La Commission Nationale des Droits de l’Homme (CNDH) a organisé le mercredi, 28 février 2024, à son siège, la première session de l’année 2024 du cadre de concertation regroupant l’Institution Nationale des Droits de l’Homme, les Forces de Défense et de Sécurité et les Organisations de la Société Civile.

Ce Cadre créé depuis plusieurs années, a pour objectif, entre autres, le renforcement des relations de confiance entre les forces de défense et de sécurité et les populations civiles, en vue de mieux lutter contre le terrorisme, dans le respect des droits de l’Homme et du droit international humanitaire. Il s’agit de briser le mur de méfiance entre les forces armées et les populations civiles d’une part, et encourager celles-ci à mieux coopérer dans la lutte noble et complexe contre le terrorisme d’autre part.

Cette session était présidée par le Président de la CNDH, M. Aguibou BOUARE accompagné de la vice-présidente, Me Aissata TEMBELY, des commissaires et personnels de la CNDH. La rencontre a également enregistré la participation des membres des Forces de Défense et de Sécurité du Mali, des organisations de la société civile et des partenaires.

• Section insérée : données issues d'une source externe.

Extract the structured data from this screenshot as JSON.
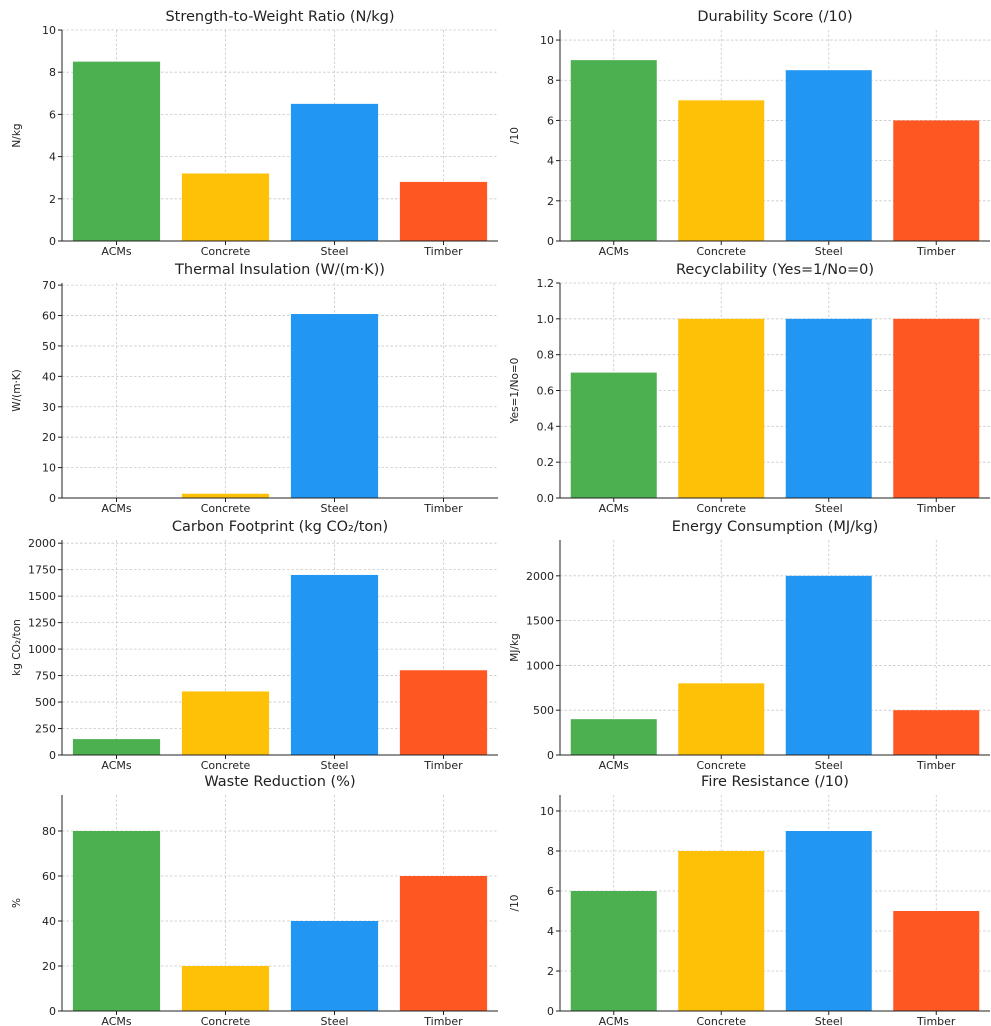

Les participants à cette rencontre ont échangé durant deux heures sur l’actualité des Droits de l’Homme au Mali. A la fin de la rencontre, il a été question des contributions des membres du cadre de concertation à l’élaboration du rapport annuel 2023 de la CNDH.

Au début des échanges, des membres des organisations de la société civile ont souligné les récents cas de féminicides à travers le pays, des attaques contre des populations et le problème d’accès de la population aux documents administratifs. Pour l’accès à la justice des survivants des VBG, les participants ont demandé à la CNDH de faire un plaidoyer pour que ces cas puissent être diligentés au niveau de la justice.

Les participants ont également souligné plusieurs cas de violations des droits de l’Homme, et le Président de la CNDH leur a demandé de documenter ces cas afin que la CNDH puisse faire un plaidoyer auprès du Ministère de tutelle. Au cours de cette session, les participants ont été informés aussi de l’opérationnalisation de l’unité psychologique de la police nationale.

Les questions relatives aux menaces sur les libertés d’expression, d’opinion, le décernement quasi-systematique de mandats de dépôt ont été évoquées.

Le Président de la CNDH a conclu la réunion en expliquant les avantages du respect des droits de l’Homme. Il a enfin invité les participants à faire parvenir leurs contributions à l’élaboration du rapport annuel 2023 de la CNDH.